Do They Owe Us A Living? at The Royal Standard
Maja Lorkowska, Exhibitions EditorAlthough the Art of Management & Organization conference may not be the first thing that springs to mind when we think about what inspires exhibitions, ‘Do They Owe Us a Living?’ at The Royal Standard was created in collaboration with the conference and focuses on its theme ‘art as activism’ as its point of departure.
Do They Owe Us a Living is inspired by the 1978 song by the punk band Crass, from which it takes its name. The show features 12 artists, and wears its political and activist ambitions with pride, yet without oversimplifying the problems that it tackles.
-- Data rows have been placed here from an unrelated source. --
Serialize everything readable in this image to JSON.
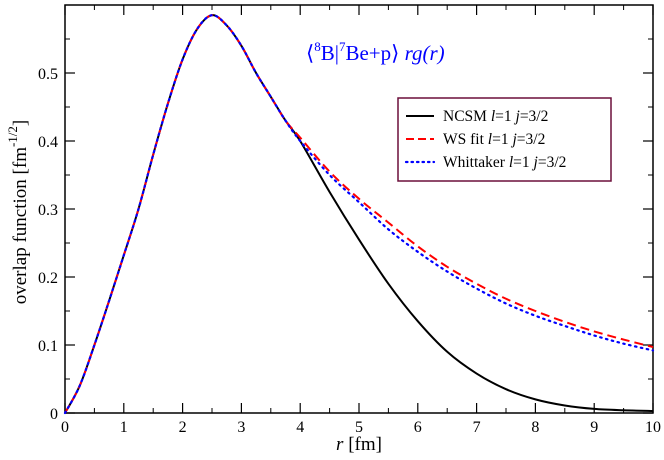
{
  "chart_data": {
    "type": "line",
    "title": "⟨8B|7Be+p⟩ rg(r)",
    "title_parts": {
      "open": "⟨",
      "sup1": "8",
      "el1": "B",
      "bar": "|",
      "sup2": "7",
      "el2": "Be+p",
      "close": "⟩",
      "expr": "rg(r)"
    },
    "xlabel": {
      "var": "r",
      "unit": "[fm]"
    },
    "ylabel": {
      "base": "overlap function [fm",
      "exp": "-1/2",
      "close": "]"
    },
    "xlim": [
      0,
      10
    ],
    "ylim": [
      0,
      0.6
    ],
    "x_ticks": [
      0,
      1,
      2,
      3,
      4,
      5,
      6,
      7,
      8,
      9,
      10
    ],
    "y_ticks": [
      0,
      0.1,
      0.2,
      0.3,
      0.4,
      0.5
    ],
    "x_tick_labels": [
      "0",
      "1",
      "2",
      "3",
      "4",
      "5",
      "6",
      "7",
      "8",
      "9",
      "10"
    ],
    "y_tick_labels": [
      "0",
      "0.1",
      "0.2",
      "0.3",
      "0.4",
      "0.5"
    ],
    "legend_position": "top-right",
    "series": [
      {
        "name": "NCSM",
        "legend": {
          "label": "NCSM",
          "l": "l",
          "lval": "=1",
          "j": "j",
          "jval": "=3/2"
        },
        "color": "#000000",
        "style": "solid",
        "x": [
          0,
          0.25,
          0.5,
          0.75,
          1.0,
          1.25,
          1.5,
          1.75,
          2.0,
          2.25,
          2.5,
          2.75,
          3.0,
          3.25,
          3.5,
          3.75,
          4.0,
          4.5,
          5.0,
          5.5,
          6.0,
          6.5,
          7.0,
          7.5,
          8.0,
          8.5,
          9.0,
          9.5,
          10.0
        ],
        "y": [
          0,
          0.04,
          0.1,
          0.165,
          0.232,
          0.3,
          0.38,
          0.455,
          0.52,
          0.565,
          0.585,
          0.57,
          0.54,
          0.5,
          0.465,
          0.43,
          0.4,
          0.325,
          0.255,
          0.19,
          0.135,
          0.09,
          0.058,
          0.035,
          0.02,
          0.011,
          0.006,
          0.004,
          0.003
        ]
      },
      {
        "name": "WS fit",
        "legend": {
          "label": "WS fit",
          "l": "l",
          "lval": "=1",
          "j": "j",
          "jval": "=3/2"
        },
        "color": "#ff0000",
        "style": "dashed",
        "x": [
          0,
          0.25,
          0.5,
          0.75,
          1.0,
          1.25,
          1.5,
          1.75,
          2.0,
          2.25,
          2.5,
          2.75,
          3.0,
          3.25,
          3.5,
          3.75,
          4.0,
          4.5,
          5.0,
          5.5,
          6.0,
          6.5,
          7.0,
          7.5,
          8.0,
          8.5,
          9.0,
          9.5,
          10.0
        ],
        "y": [
          0,
          0.04,
          0.1,
          0.165,
          0.232,
          0.3,
          0.38,
          0.455,
          0.52,
          0.565,
          0.585,
          0.57,
          0.54,
          0.5,
          0.465,
          0.43,
          0.405,
          0.355,
          0.315,
          0.28,
          0.245,
          0.215,
          0.19,
          0.168,
          0.15,
          0.134,
          0.12,
          0.108,
          0.097
        ]
      },
      {
        "name": "Whittaker",
        "legend": {
          "label": "Whittaker",
          "l": "l",
          "lval": "=1",
          "j": "j",
          "jval": "=3/2"
        },
        "color": "#0000ff",
        "style": "dotted",
        "x": [
          0,
          0.25,
          0.5,
          0.75,
          1.0,
          1.25,
          1.5,
          1.75,
          2.0,
          2.25,
          2.5,
          2.75,
          3.0,
          3.25,
          3.5,
          3.75,
          4.0,
          4.5,
          5.0,
          5.5,
          6.0,
          6.5,
          7.0,
          7.5,
          8.0,
          8.5,
          9.0,
          9.5,
          10.0
        ],
        "y": [
          0,
          0.04,
          0.1,
          0.165,
          0.232,
          0.3,
          0.38,
          0.455,
          0.52,
          0.565,
          0.585,
          0.57,
          0.54,
          0.5,
          0.465,
          0.43,
          0.4,
          0.35,
          0.31,
          0.27,
          0.237,
          0.208,
          0.183,
          0.161,
          0.143,
          0.128,
          0.114,
          0.102,
          0.092
        ]
      }
    ]
  }
}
Artists critique the realities of life under the rule of neoliberalism as well as the constraints it creates and focus on lived experience both in everyday life outside of work and in the workplace. The show’s aim is to move away from transactional thinking, and focus instead on community and care, while also questioning the complexities and role of art in activism and resistance.
For example, Terry Bond’s work is concerned with that which is everyday, paradoxical and humorous, noticing situations that are worth a second glance. Julika Gittner, on the other hand, creates bulky, fleshy-looking sculptures that surround bodies or resemble faces.
The show is curated by Simon Willems who is an artist and British Academy Postdoctoral Fellow at the University of Reading and is also showing his work in the exhibition. The featured artists are: Beagles & Ramsay, Terry Bond, Pil & Galia Kollectiv, Rachel Garfield, Julika Gittner, Al Hopwood, Manual Labours (Sophie Hope & Jenny Richards), Chad McCail, Ian Monroe and Liverpool based Sumuyya Khader and Dreamchord (nil00 & Yank Scally).